A mudança foi divulgada por Gerrit Lösch, que destacou que cada cristão deve tomar decisões pessoais sobre a utilização do seu sangue em contextos médicos e cirúrgicos.
A nova orientação admite práticas como a recolha, armazenamento e posterior reutilização do próprio sangue em cirurgias programadas.

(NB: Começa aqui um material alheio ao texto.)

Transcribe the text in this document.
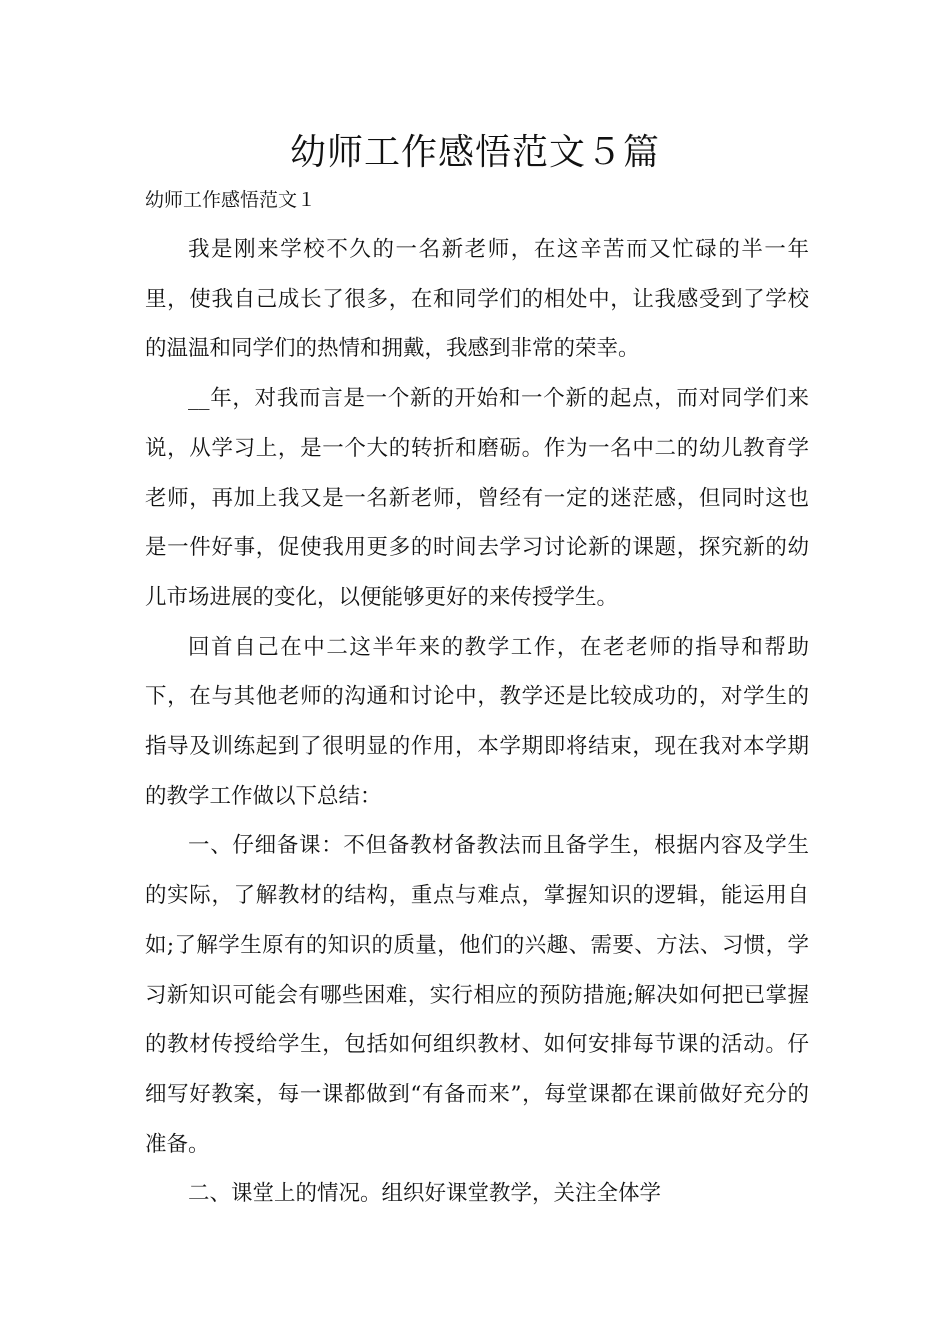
幼师工作感悟范文５篇
幼师工作感悟范文１

我是刚来学校不久的一名新老师，在这辛苦而又忙碌的半一年里，使我自己成长了很多，在和同学们的相处中，让我感受到了学校的温温和同学们的热情和拥戴，我感到非常的荣幸。

__年，对我而言是一个新的开始和一个新的起点，而对同学们来说，从学习上，是一个大的转折和磨砺。作为一名中二的幼儿教育学老师，再加上我又是一名新老师，曾经有一定的迷茫感，但同时这也是一件好事，促使我用更多的时间去学习讨论新的课题，探究新的幼儿市场进展的变化，以便能够更好的来传授学生。

回首自己在中二这半年来的教学工作，在老老师的指导和帮助下，在与其他老师的沟通和讨论中，教学还是比较成功的，对学生的指导及训练起到了很明显的作用，本学期即将结束，现在我对本学期的教学工作做以下总结：

一、仔细备课：不但备教材备教法而且备学生，根据内容及学生的实际，了解教材的结构，重点与难点，掌握知识的逻辑，能运用自如;了解学生原有的知识的质量，他们的兴趣、需要、方法、习惯，学习新知识可能会有哪些困难，实行相应的预防措施;解决如何把已掌握的教材传授给学生，包括如何组织教材、如何安排每节课的活动。仔细写好教案，每一课都做到“有备而来”，每堂课都在课前做好充分的准备。

二、课堂上的情况。组织好课堂教学，关注全体学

No entanto, mantém a proibição de transfusões com sangue de terceiros, com base na interpretação bíblica que orienta os membros a absterem-se de sangue.
Apesar da flexibilização, a decisão tem gerado críticas, sobretudo entre antigos membros da organização, que consideram a medida insuficiente, especialmente em situações de emergência médica.
O debate ganhou visibilidade após um caso julgado em Edimburgo, envolvendo uma adolescente de 14 anos que recusou uma transfusão por motivos religiosos.
Perante o risco para a vida da menor, as autoridades de saúde solicitaram autorização judicial para avançar com o procedimento, decisão que foi autorizada pela juíza Lady Tait, que considerou a intervenção necessária para salvaguardar o bem-estar da jovem.
O caso reacendeu a discussão sobre os limites entre a liberdade religiosa e o direito à vida, um tema que continua a gerar debate em diferentes contextos jurídicos e sociais.